Indeed, Haifa’s optimism for this year is based on those big lines, especially the 2M Alliance and Indus. The former, which calls westbound, is expected to add an eastbound stop, according to Zaltzman. Indus may eventually help access trade from the emerging giant India. “We have no exact information about when the eastbound will start to call at Haifa,” Rom added.

 

There is another possibility. While officials at Israel’s national shipping line Zim were not available for comment, the line has recently undergone changes which have produced a more aggressive, forward-looking management.

 

One of the calculations Haifa must consider is that Zim could then add large vessels capable of reaching Asia and North America to its fleet.

 

What those big ships could carry is even more interesting. Currently, agricultural products from Israel can make it to Singapore in a reasonably efficient and economic state, but as port officials noted, Hong Kong, Ningbo and Japan are a little too far away. However, agricultural development and a new generation of reefers might allow it to improve that time line.

 

The precedents for this are interesting, as Israeli high-tech products, such as chips and boards for computers, are already sent via Haifa. “Not everything is by air,” said Rom. There is also another case to mull: pharmaceuticals, which also move increasingly by ship and via Haifa.

 

More immediately, though, Haifa is looking to the regional market. Fraught though the political relationships within the Middle East may be, some economic linkages are being developed. “It is quite attractive for Jordanian cargo to go through the Port of Haifa,” said Zaltzman.

 

Attractive, but also complicated. There once was good trade in the region, particularly with a lot of agricultural products from eastern Turkey going overland to Jordan, until it was blocked by Syria’s vicious civil war. Now, those products are starting to go via Haifa in trucks with Turkish drivers, as via the Suez Canal and the Jordanian Port of Aqaba is an expensive and time-consuming proposition.

 

“The potential is for more than 1,000 trucks a week, but the actual numbers are closer to 100 trucks a week. It’s a security issue, not something that depends on the port,” said Ram.

 

There is more potential here, mostly of the sort leading to some intriguing speculation. An electric train line, for example, is being built from Haifa to the Jordanian border. “It tells us something about the future,” Rom acknowledged.
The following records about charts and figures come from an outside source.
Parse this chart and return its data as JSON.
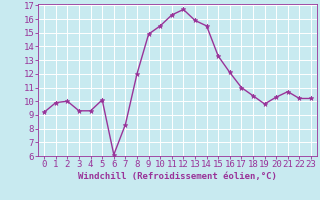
{
  "x": [
    0,
    1,
    2,
    3,
    4,
    5,
    6,
    7,
    8,
    9,
    10,
    11,
    12,
    13,
    14,
    15,
    16,
    17,
    18,
    19,
    20,
    21,
    22,
    23
  ],
  "y": [
    9.2,
    9.9,
    10.0,
    9.3,
    9.3,
    10.1,
    6.1,
    8.3,
    12.0,
    14.9,
    15.5,
    16.3,
    16.7,
    15.9,
    15.5,
    13.3,
    12.1,
    11.0,
    10.4,
    9.8,
    10.3,
    10.7,
    10.2,
    10.2
  ],
  "line_color": "#993399",
  "marker": "*",
  "marker_size": 3.5,
  "background_color": "#c8eaf0",
  "grid_color": "#ffffff",
  "xlabel": "Windchill (Refroidissement éolien,°C)",
  "ylabel": "",
  "ylim": [
    6,
    17
  ],
  "xlim": [
    -0.5,
    23.5
  ],
  "yticks": [
    6,
    7,
    8,
    9,
    10,
    11,
    12,
    13,
    14,
    15,
    16,
    17
  ],
  "xticks": [
    0,
    1,
    2,
    3,
    4,
    5,
    6,
    7,
    8,
    9,
    10,
    11,
    12,
    13,
    14,
    15,
    16,
    17,
    18,
    19,
    20,
    21,
    22,
    23
  ],
  "tick_color": "#993399",
  "label_color": "#993399",
  "xlabel_fontsize": 6.5,
  "tick_fontsize": 6.5,
  "line_width": 1.0
}
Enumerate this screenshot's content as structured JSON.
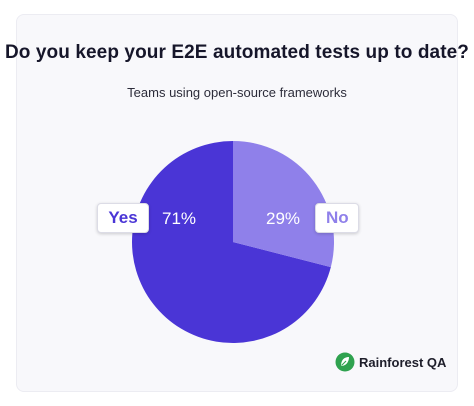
{
  "chart_data": {
    "type": "pie",
    "title": "Do you keep your E2E automated tests up to date?",
    "subtitle": "Teams using open-source frameworks",
    "slices": [
      {
        "label": "Yes",
        "value": 71,
        "display": "71%",
        "color": "#4a35d6"
      },
      {
        "label": "No",
        "value": 29,
        "display": "29%",
        "color": "#8f80ea"
      }
    ]
  },
  "brand": {
    "name": "Rainforest QA",
    "color": "#2fa24f",
    "icon": "leaf-logo-icon"
  }
}
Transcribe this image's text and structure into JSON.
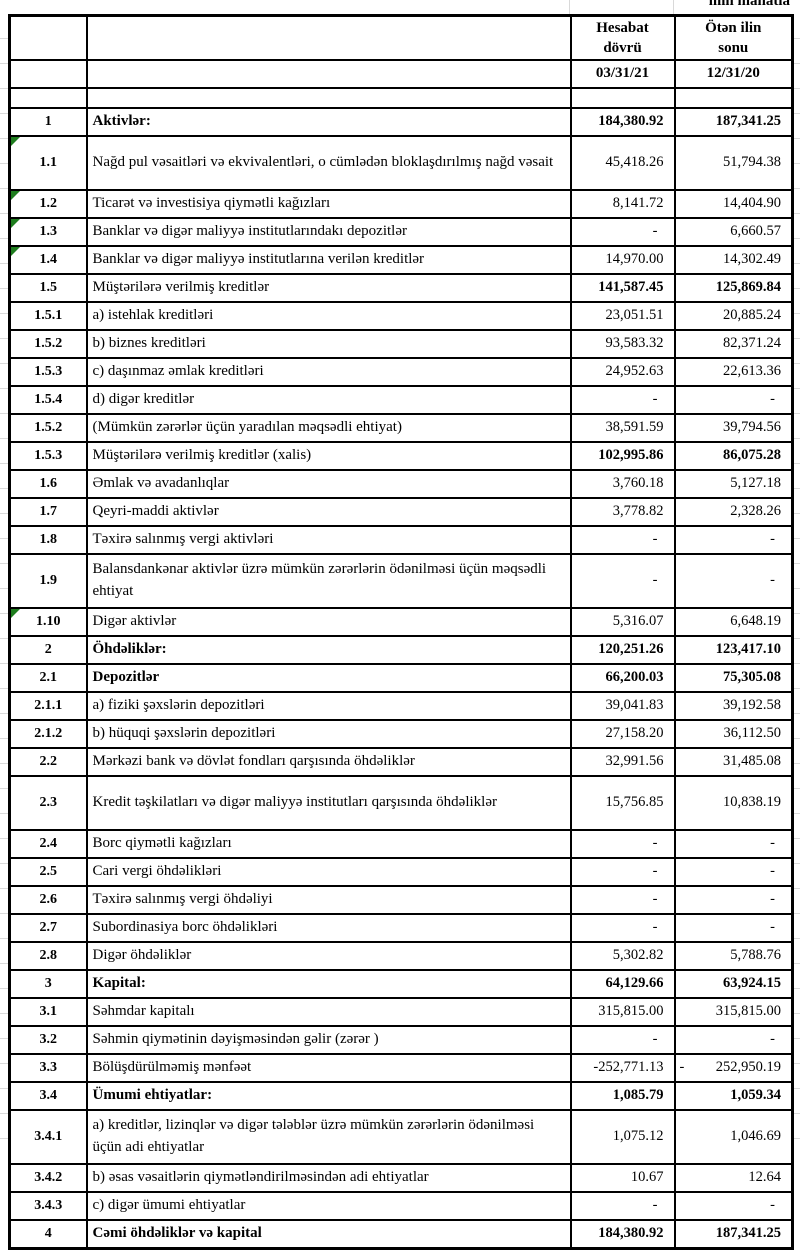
{
  "page": {
    "unit_note": "min manatla"
  },
  "colors": {
    "border": "#000000",
    "error_flag_green": "#1e7d1e",
    "gridline": "#d9d9d9",
    "text": "#000000"
  },
  "table": {
    "headers": {
      "col_period": "Hesabat dövrü",
      "col_prev": "Ötən ilin sonu",
      "date_period": "03/31/21",
      "date_prev": "12/31/20"
    },
    "rows": [
      {
        "num": "1",
        "label": "Aktivlər:",
        "v1": "184,380.92",
        "v2": "187,341.25",
        "h": 1,
        "flag": false,
        "boldLabel": true,
        "boldVals": true
      },
      {
        "num": "1.1",
        "label": "Nağd pul vəsaitləri və  ekvivalentləri, o cümlədən bloklaşdırılmış nağd vəsait",
        "v1": "45,418.26",
        "v2": "51,794.38",
        "h": 2,
        "flag": true,
        "boldLabel": false,
        "boldVals": false
      },
      {
        "num": "1.2",
        "label": "Ticarət və investisiya qiymətli kağızları",
        "v1": "8,141.72",
        "v2": "14,404.90",
        "h": 1,
        "flag": true,
        "boldLabel": false,
        "boldVals": false
      },
      {
        "num": "1.3",
        "label": "Banklar və digər maliyyə institutlarındakı depozitlər",
        "v1": "-",
        "v2": "6,660.57",
        "h": 1,
        "flag": true,
        "boldLabel": false,
        "boldVals": false
      },
      {
        "num": "1.4",
        "label": "Banklar və digər maliyyə institutlarına verilən kreditlər",
        "v1": "14,970.00",
        "v2": "14,302.49",
        "h": 1,
        "flag": true,
        "boldLabel": false,
        "boldVals": false
      },
      {
        "num": "1.5",
        "label": "Müştərilərə verilmiş kreditlər",
        "v1": "141,587.45",
        "v2": "125,869.84",
        "h": 1,
        "flag": false,
        "boldLabel": false,
        "boldVals": true
      },
      {
        "num": "1.5.1",
        "label": "a) istehlak kreditləri",
        "v1": "23,051.51",
        "v2": "20,885.24",
        "h": 1,
        "flag": false,
        "boldLabel": false,
        "boldVals": false
      },
      {
        "num": "1.5.2",
        "label": "b) biznes kreditləri",
        "v1": "93,583.32",
        "v2": "82,371.24",
        "h": 1,
        "flag": false,
        "boldLabel": false,
        "boldVals": false
      },
      {
        "num": "1.5.3",
        "label": "c) daşınmaz əmlak kreditləri",
        "v1": "24,952.63",
        "v2": "22,613.36",
        "h": 1,
        "flag": false,
        "boldLabel": false,
        "boldVals": false
      },
      {
        "num": "1.5.4",
        "label": "d) digər kreditlər",
        "v1": "-",
        "v2": "-",
        "h": 1,
        "flag": false,
        "boldLabel": false,
        "boldVals": false
      },
      {
        "num": "1.5.2",
        "label": "(Mümkün zərərlər üçün yaradılan məqsədli ehtiyat)",
        "v1": "38,591.59",
        "v2": "39,794.56",
        "h": 1,
        "flag": false,
        "boldLabel": false,
        "boldVals": false
      },
      {
        "num": "1.5.3",
        "label": "Müştərilərə verilmiş kreditlər (xalis)",
        "v1": "102,995.86",
        "v2": "86,075.28",
        "h": 1,
        "flag": false,
        "boldLabel": false,
        "boldVals": true
      },
      {
        "num": "1.6",
        "label": "Əmlak və avadanlıqlar",
        "v1": "3,760.18",
        "v2": "5,127.18",
        "h": 1,
        "flag": false,
        "boldLabel": false,
        "boldVals": false
      },
      {
        "num": "1.7",
        "label": "Qeyri-maddi aktivlər",
        "v1": "3,778.82",
        "v2": "2,328.26",
        "h": 1,
        "flag": false,
        "boldLabel": false,
        "boldVals": false
      },
      {
        "num": "1.8",
        "label": "Təxirə salınmış vergi aktivləri",
        "v1": "-",
        "v2": "-",
        "h": 1,
        "flag": false,
        "boldLabel": false,
        "boldVals": false
      },
      {
        "num": "1.9",
        "label": "Balansdankənar aktivlər üzrə mümkün zərərlərin ödənilməsi üçün məqsədli ehtiyat",
        "v1": "-",
        "v2": "-",
        "h": 2,
        "flag": false,
        "boldLabel": false,
        "boldVals": false
      },
      {
        "num": "1.10",
        "label": "Digər aktivlər",
        "v1": "5,316.07",
        "v2": "6,648.19",
        "h": 1,
        "flag": true,
        "boldLabel": false,
        "boldVals": false
      },
      {
        "num": "2",
        "label": "Öhdəliklər:",
        "v1": "120,251.26",
        "v2": "123,417.10",
        "h": 1,
        "flag": false,
        "boldLabel": true,
        "boldVals": true
      },
      {
        "num": "2.1",
        "label": "Depozitlər",
        "v1": "66,200.03",
        "v2": "75,305.08",
        "h": 1,
        "flag": false,
        "boldLabel": true,
        "boldVals": true
      },
      {
        "num": "2.1.1",
        "label": "a) fiziki şəxslərin depozitləri",
        "v1": "39,041.83",
        "v2": "39,192.58",
        "h": 1,
        "flag": false,
        "boldLabel": false,
        "boldVals": false
      },
      {
        "num": "2.1.2",
        "label": "b) hüquqi şəxslərin depozitləri",
        "v1": "27,158.20",
        "v2": "36,112.50",
        "h": 1,
        "flag": false,
        "boldLabel": false,
        "boldVals": false
      },
      {
        "num": "2.2",
        "label": "Mərkəzi bank və dövlət fondları qarşısında öhdəliklər",
        "v1": "32,991.56",
        "v2": "31,485.08",
        "h": 1,
        "flag": false,
        "boldLabel": false,
        "boldVals": false
      },
      {
        "num": "2.3",
        "label": "Kredit təşkilatları və digər maliyyə institutları qarşısında öhdəliklər",
        "v1": "15,756.85",
        "v2": "10,838.19",
        "h": 2,
        "flag": false,
        "boldLabel": false,
        "boldVals": false
      },
      {
        "num": "2.4",
        "label": "Borc qiymətli kağızları",
        "v1": "-",
        "v2": "-",
        "h": 1,
        "flag": false,
        "boldLabel": false,
        "boldVals": false
      },
      {
        "num": "2.5",
        "label": "Cari vergi öhdəlikləri",
        "v1": "-",
        "v2": "-",
        "h": 1,
        "flag": false,
        "boldLabel": false,
        "boldVals": false
      },
      {
        "num": "2.6",
        "label": "Təxirə salınmış vergi öhdəliyi",
        "v1": "-",
        "v2": "-",
        "h": 1,
        "flag": false,
        "boldLabel": false,
        "boldVals": false
      },
      {
        "num": "2.7",
        "label": "Subordinasiya borc öhdəlikləri",
        "v1": "-",
        "v2": "-",
        "h": 1,
        "flag": false,
        "boldLabel": false,
        "boldVals": false
      },
      {
        "num": "2.8",
        "label": "Digər öhdəliklər",
        "v1": "5,302.82",
        "v2": "5,788.76",
        "h": 1,
        "flag": false,
        "boldLabel": false,
        "boldVals": false
      },
      {
        "num": "3",
        "label": "Kapital:",
        "v1": "64,129.66",
        "v2": "63,924.15",
        "h": 1,
        "flag": false,
        "boldLabel": true,
        "boldVals": true
      },
      {
        "num": "3.1",
        "label": "Səhmdar kapitalı",
        "v1": "315,815.00",
        "v2": "315,815.00",
        "h": 1,
        "flag": false,
        "boldLabel": false,
        "boldVals": false
      },
      {
        "num": "3.2",
        "label": "Səhmin qiymətinin dəyişməsindən gəlir (zərər )",
        "v1": "-",
        "v2": "-",
        "h": 1,
        "flag": false,
        "boldLabel": false,
        "boldVals": false
      },
      {
        "num": "3.3",
        "label": "Bölüşdürülməmiş mənfəət",
        "v1": "-252,771.13",
        "v2": "- 252,950.19",
        "h": 1,
        "flag": false,
        "boldLabel": false,
        "boldVals": false
      },
      {
        "num": "3.4",
        "label": "Ümumi ehtiyatlar:",
        "v1": "1,085.79",
        "v2": "1,059.34",
        "h": 1,
        "flag": false,
        "boldLabel": true,
        "boldVals": true
      },
      {
        "num": "3.4.1",
        "label": "a) kreditlər, lizinqlər və digər tələblər üzrə mümkün zərərlərin ödənilməsi üçün adi ehtiyatlar",
        "v1": "1,075.12",
        "v2": "1,046.69",
        "h": 2,
        "flag": false,
        "boldLabel": false,
        "boldVals": false
      },
      {
        "num": "3.4.2",
        "label": "b) əsas vəsaitlərin qiymətləndirilməsindən adi ehtiyatlar",
        "v1": "10.67",
        "v2": "12.64",
        "h": 1,
        "flag": false,
        "boldLabel": false,
        "boldVals": false
      },
      {
        "num": "3.4.3",
        "label": "c) digər ümumi ehtiyatlar",
        "v1": "-",
        "v2": "-",
        "h": 1,
        "flag": false,
        "boldLabel": false,
        "boldVals": false
      },
      {
        "num": "4",
        "label": "Cəmi öhdəliklər və kapital",
        "v1": "184,380.92",
        "v2": "187,341.25",
        "h": 1,
        "flag": false,
        "boldLabel": true,
        "boldVals": true
      }
    ]
  }
}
Haifa is prepping its own infrastructure for whatever happens.

 

On the hardware side, it plans to use its options to purchase more cranes, according to Zaltzman. Already, it is installing two new ship-to-shore cranes manufactured by Kocks in its Carmel Terminal and three new Kone rail-mounted gantry cranes to handle the terminal’s big storage area. Within a year or so, it will operate nine ship-to-shore cranes and 15 RMGs in this terminal, he said.

 

Haifa is also building a 17-lane spiral gate – something it currently lacks. Aware that technology will be used much more extensively by its new competitors, Haifa is joining them. “Everything will be automatic,” said Ram.